Bishop also credited alumna Kristina Kaszei ’20 (biomedical photographic communications), who also works at EO, with helping her with the decision to join her new firm. “It was nice to see someone from my program doing well in the company, which pushed me to pursue EO,” she said. “I think one thing that really helped me stand out as a candidate was my experience in microscopy and application of optics that would be unique to find in other more technical engineers.”
Kristy Stine, a fifth-year civil engineering technology major from LaPlata, Md., weighed multiple job offers before going with her top choice—Consigli Construction in Washington, D.C.
“I am landing into Consigli’s rotational program between project engineer and assistant superintendent (for construction projects),” said Stine, who begins her new position June 20. “My job responsibilities will be working on identifying new construction jobs, bidding projects, and managing the construction projects from both a field and office side for a few months.”
Getting exposure to both sides of the construction business will enable Stine “to decide if I prefer being on the field side and working with the sub-contractors more directly, or if I prefer more the office side working with the engineers and architects and doing behind-the-scenes work on projects.”
Stine came to RIT both for its undeclared engineering technology program as well as the Women in Technology overnight program. “I knew I wanted engineering, just not what kind, and I’m a hands-on learner, so I was drawn to tech,” she recalled. “The Women in Technology overnight program helped me find people at RIT I connected with before I came here, which told me this was the place for me.”
While Stine enjoyed co-ops at other companies and entertained several job offers, she said it came down to Consigli’s company culture and where she believes she’ll succeed best.

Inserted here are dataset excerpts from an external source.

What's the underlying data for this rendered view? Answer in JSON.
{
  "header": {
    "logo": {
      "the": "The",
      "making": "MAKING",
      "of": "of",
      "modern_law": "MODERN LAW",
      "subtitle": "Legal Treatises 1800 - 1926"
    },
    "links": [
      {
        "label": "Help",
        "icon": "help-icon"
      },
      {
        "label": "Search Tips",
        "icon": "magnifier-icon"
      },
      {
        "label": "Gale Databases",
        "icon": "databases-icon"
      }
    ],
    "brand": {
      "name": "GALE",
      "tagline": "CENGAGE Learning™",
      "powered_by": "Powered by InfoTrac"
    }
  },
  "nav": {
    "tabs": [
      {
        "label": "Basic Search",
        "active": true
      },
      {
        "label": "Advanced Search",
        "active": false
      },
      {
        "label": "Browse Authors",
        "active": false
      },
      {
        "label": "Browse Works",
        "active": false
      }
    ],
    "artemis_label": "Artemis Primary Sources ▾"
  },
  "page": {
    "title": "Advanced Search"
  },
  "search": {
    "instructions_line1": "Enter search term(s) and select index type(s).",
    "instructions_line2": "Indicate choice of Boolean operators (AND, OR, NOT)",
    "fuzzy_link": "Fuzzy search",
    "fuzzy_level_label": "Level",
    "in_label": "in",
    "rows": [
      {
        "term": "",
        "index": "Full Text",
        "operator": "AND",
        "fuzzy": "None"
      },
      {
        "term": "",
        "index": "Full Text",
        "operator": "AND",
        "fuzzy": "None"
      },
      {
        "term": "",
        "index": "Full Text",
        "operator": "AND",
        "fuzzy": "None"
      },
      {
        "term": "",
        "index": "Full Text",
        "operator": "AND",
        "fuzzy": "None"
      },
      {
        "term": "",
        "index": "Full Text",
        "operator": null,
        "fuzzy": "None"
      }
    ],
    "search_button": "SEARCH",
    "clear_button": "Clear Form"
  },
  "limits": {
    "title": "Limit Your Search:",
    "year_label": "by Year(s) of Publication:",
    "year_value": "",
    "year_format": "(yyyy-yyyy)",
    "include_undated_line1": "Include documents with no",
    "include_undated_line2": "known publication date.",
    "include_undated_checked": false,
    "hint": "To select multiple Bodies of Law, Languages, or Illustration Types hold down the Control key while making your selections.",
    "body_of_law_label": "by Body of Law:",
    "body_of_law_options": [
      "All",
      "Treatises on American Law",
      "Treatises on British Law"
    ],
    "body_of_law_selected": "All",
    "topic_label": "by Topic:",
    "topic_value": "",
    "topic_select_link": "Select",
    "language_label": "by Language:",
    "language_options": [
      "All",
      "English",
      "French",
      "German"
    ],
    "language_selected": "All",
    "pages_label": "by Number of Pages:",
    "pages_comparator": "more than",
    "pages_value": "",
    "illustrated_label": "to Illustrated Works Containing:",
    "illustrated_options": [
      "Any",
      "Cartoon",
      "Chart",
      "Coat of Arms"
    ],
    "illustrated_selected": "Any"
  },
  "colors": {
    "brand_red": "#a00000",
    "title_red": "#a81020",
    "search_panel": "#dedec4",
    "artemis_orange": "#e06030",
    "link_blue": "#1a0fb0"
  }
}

“I found Consigli through the RIT Career Fair,” said Stine, who also recognized her time as a member and captain of the RIT Concrete Canoe Team for providing “advantages through connections with faculty and alumni” that she made.
And crediting RIT Career Services, of course.
“My career services coordinator was always there to support me when I needed to talk through an offer letter, or decide what opportunity was going to be beneficial for me in the long term,” Stine said. “She is always excited to hear about all the offers I received!”